Making the Yeast Happy
Quality beer starts with quality brewing, which proceeds through stages including malting, mashing, lautering, fermenting, conditioning, and filtering. Like any kind of cooking process, careful attention is required at each stage to ensure consistency and quality in the finished product.
The fermenting stage is one of the most important components, and, according to brewing quality consultant Alastair Pringle, of Pringle-Scott LLC in St. Louis, one that is often underemphasized.
“Some people don’t understand that yeast is a living organism that you need to treat right, just like you need to treat your tomato plant right if you expect it to grow,” he says.
The brewer must ensure that the wort—the liquid extracted from malt in the mashing process—has the nutritional qualities that the yeast wants, and that it has “the right balance of fermentable and nonfermentable carbohydrates to produce the right balance between alcohol and sweetness from unfermentable sugars,” Pringle explains. “Focus on the components of the wort, and then making sure that you treat the yeast right, that you pitch it at the right amount into the wort, and that you get the right amount of oxygen in there for growth. The single most important thing is to get the right amount of oxygen.”

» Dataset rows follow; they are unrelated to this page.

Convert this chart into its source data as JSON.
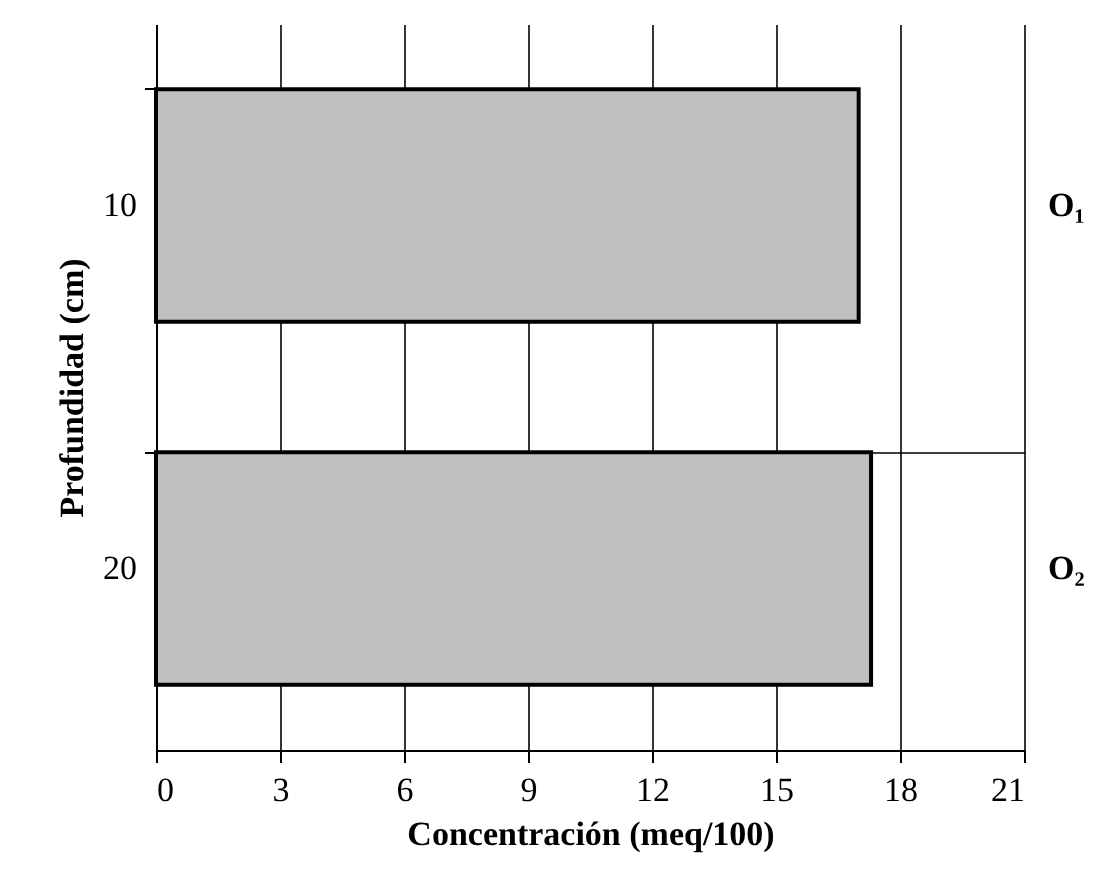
{
  "chart_data": {
    "type": "bar",
    "orientation": "horizontal",
    "xlabel": "Concentración (meq/100)",
    "ylabel": "Profundidad (cm)",
    "categories": [
      "10",
      "20"
    ],
    "values": [
      17.0,
      17.3
    ],
    "color": "#c0c0c0",
    "xlim": [
      0,
      21
    ],
    "xticks": [
      0,
      3,
      6,
      9,
      12,
      15,
      18,
      21
    ],
    "grid": true,
    "annotations": [
      "O₁",
      "O₂"
    ]
  }
}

When these elements are combined in the right quantities, he says, “the fermentation becomes predictable, and so does the quality of the beer, in that it tastes the same and analytically it’s the same.”
Once this stage is past, where oxygen is essential to yeast reproduction, further oxygen intake must be minimized.

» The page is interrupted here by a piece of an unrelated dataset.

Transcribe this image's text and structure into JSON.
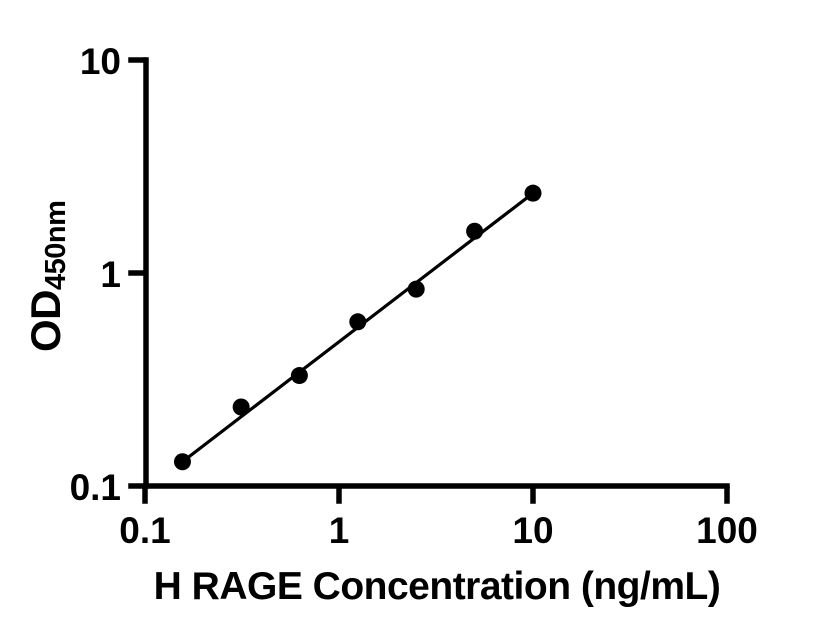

“Zero would be the goal,” Harpoon’s Schier says. “Any exposure to oxygen after the beer has fermented will shorten its shelf life and remove the gustatory enjoyment of the beer, make it smell sweet and flat and flabby. Brewers work really hard to keep their oxygen exposure down, and a dissolved oxygen meter is an incredibly valuable piece of equipment to help with that.”
Keeping the living yeast healthy is vital for flavor production, Schier notes, as the yeast imparts a large percentage of the aroma and flavor present in the finished product. Producing the high-alcohol-content beers common in craft brewing can be stressful for yeast.

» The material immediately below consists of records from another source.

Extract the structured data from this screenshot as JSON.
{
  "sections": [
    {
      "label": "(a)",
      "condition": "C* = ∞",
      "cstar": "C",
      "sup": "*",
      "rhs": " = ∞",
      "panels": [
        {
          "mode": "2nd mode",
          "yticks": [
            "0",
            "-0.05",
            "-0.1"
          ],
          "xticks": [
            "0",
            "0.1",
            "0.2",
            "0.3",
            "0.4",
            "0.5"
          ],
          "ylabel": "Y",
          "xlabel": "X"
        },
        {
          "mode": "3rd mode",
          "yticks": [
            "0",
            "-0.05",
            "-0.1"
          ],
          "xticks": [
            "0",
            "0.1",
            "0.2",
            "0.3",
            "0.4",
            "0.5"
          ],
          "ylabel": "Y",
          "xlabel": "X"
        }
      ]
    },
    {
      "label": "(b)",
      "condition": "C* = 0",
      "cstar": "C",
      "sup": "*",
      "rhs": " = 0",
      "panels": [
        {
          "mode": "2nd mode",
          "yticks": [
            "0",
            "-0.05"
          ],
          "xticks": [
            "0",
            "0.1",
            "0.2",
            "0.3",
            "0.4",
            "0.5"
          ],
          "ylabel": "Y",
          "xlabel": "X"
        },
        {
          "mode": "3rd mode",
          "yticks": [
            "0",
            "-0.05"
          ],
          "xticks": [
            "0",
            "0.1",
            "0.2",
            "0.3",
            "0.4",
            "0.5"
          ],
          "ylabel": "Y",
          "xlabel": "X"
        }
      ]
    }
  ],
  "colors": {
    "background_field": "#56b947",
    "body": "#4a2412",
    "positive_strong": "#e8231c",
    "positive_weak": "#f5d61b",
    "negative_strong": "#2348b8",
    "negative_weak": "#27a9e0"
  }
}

“In addition to ethanol, which is a form of alcohol, and carbon dioxide, which is the fizz in beer, yeast also produces a wide range of secondary metabolites, and they give to beer a big part of its flavor. Healthy yeast will produce those secondary metabolites in consistent and pleasant ratios. Yeast that is stressed out or unhappy will produce those metabolites in ratios that are inconsistent so that you don’t get the same beer time after time, or unpleasant combinations that just don’t work that well,” Schier says.
Sanitation is Key
The craft beer industry is fortunate, from a safety standpoint, that no pathogens can survive in beer with normal alcohol content, bitterness, carbonation, and pH. From a quality standpoint, however, brewers must be constantly on the lookout for what Kuhr, of F.X. Matt, calls spoilage organisms, “which would make beer not taste good but would not make it harmful. It doesn’t take much of a lapse of process to allow those sorts of bacteria to get a foothold, and then they will quickly have a negative impact on flavor.”
So essential is sanitation, he says, that “most brewers spend their first several months of their career just learning to clean, before they are ever trusted with brewing.”
Fraser concurs: “Craft brewers take sanitation and microbiology very seriously. There’s a lot of manual cleaning on the craft side, whereas the bigger breweries are more automated.”